Tradition aside, of course, Thanksgiving need not be ALL about the turkey. My first wife came from an Italian family, and their idea of Thanksgiving dinner expanded both my consciousness of what makes a good Turkey Day spread and my waistline. Although it has been twenty years, I remember a smoked salmon the size of my arm, three kinds of spaghetti, home-made lasagna, and a corn/oyster casserole prepared by my grandmother-in-law that I've never tasted since. The memory of it remains with me still, as does the "chores" list she kept on the fridge for whenever any of us young lads came around.
My own grandmother was both a hunter and an angler (pond perch, fried delectably). One notable Thanksgiving, as she prepared the other dishes for the eventual consumption by her, her husband and three sons, their wives, eight grandchildren and whoever else showed up, she spotted a wild turkey in the pasture out back of the house.
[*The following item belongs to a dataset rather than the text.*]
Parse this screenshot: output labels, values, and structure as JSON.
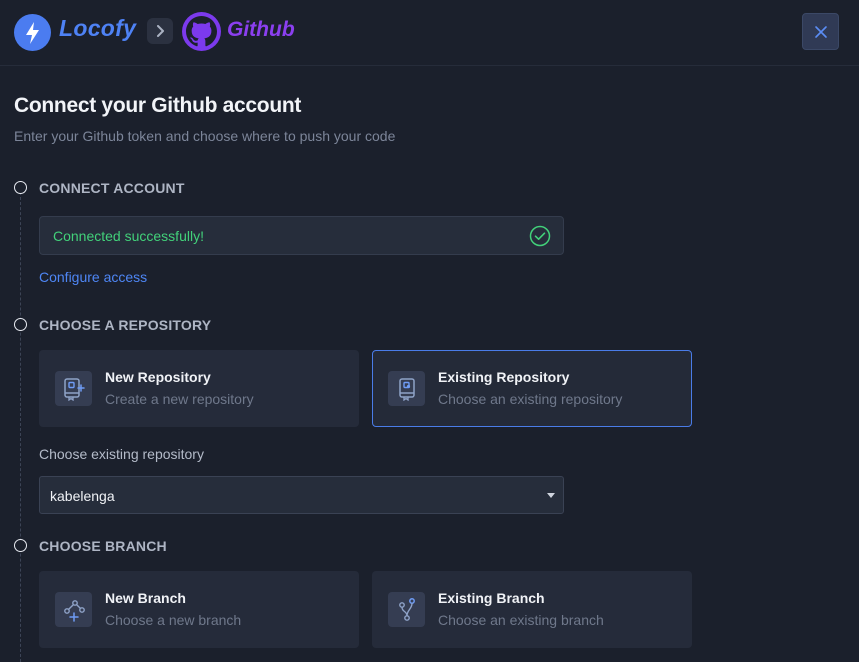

She went in the bedroom and got the shotgun, went outside and popped it in mid-flight, plucked and cleaned and put it in the oven. That's how grandmas roll up in Onia, Arkansas.
For those of us lucky enough to have experienced holidays with large family gatherings like this, Thanksgiving and Christmas bookend our winter memories, and eating forms the core of both events -- that and love.
If one of our tasks in life is to create happy memories for ourselves and others, then we are entering one of those times that pop up through the year and offer us the opportunity to do just that: spend time with people we care about, engage in common activities, and take time off from the daily grind of everyday life to pause and enjoy ourselves.
In the Middle Ages, dozens more holidays were celebrated (and enforced, being Saints Days) than in our modern custom, which is to our discredit. So make the best of the ones you have.
By the way, here is a recipe, if not the exact one, used by my grandmother-in-law for that corn and oyster casserole.
Grandmother-in-law's corn oyster casserole
1/2 cup chopped onions, sauteed
1 cup milk
1 cup seasoned bread crumbs
2 eggs, slightly beaten
1 (15 to 16 oz.) can creamed corn
1 (10 oz.) box frozen corn
1/4 cup Parmesan cheese
1/4 cup grated cheddar cheese
1/3 to 1/2 sm. can green chilies, chopped or sliced in slivers
1 jar oysters, drained & halved
Mix all the ingredients except for the oysters. Fold the oysters in, but take it easy -- they're delicate. Pour it all into a greased casserole dish. Bake in a preheated oven at 350 degrees for 1 hour and 10 minutes or until golden. Let it set. Bon appetit!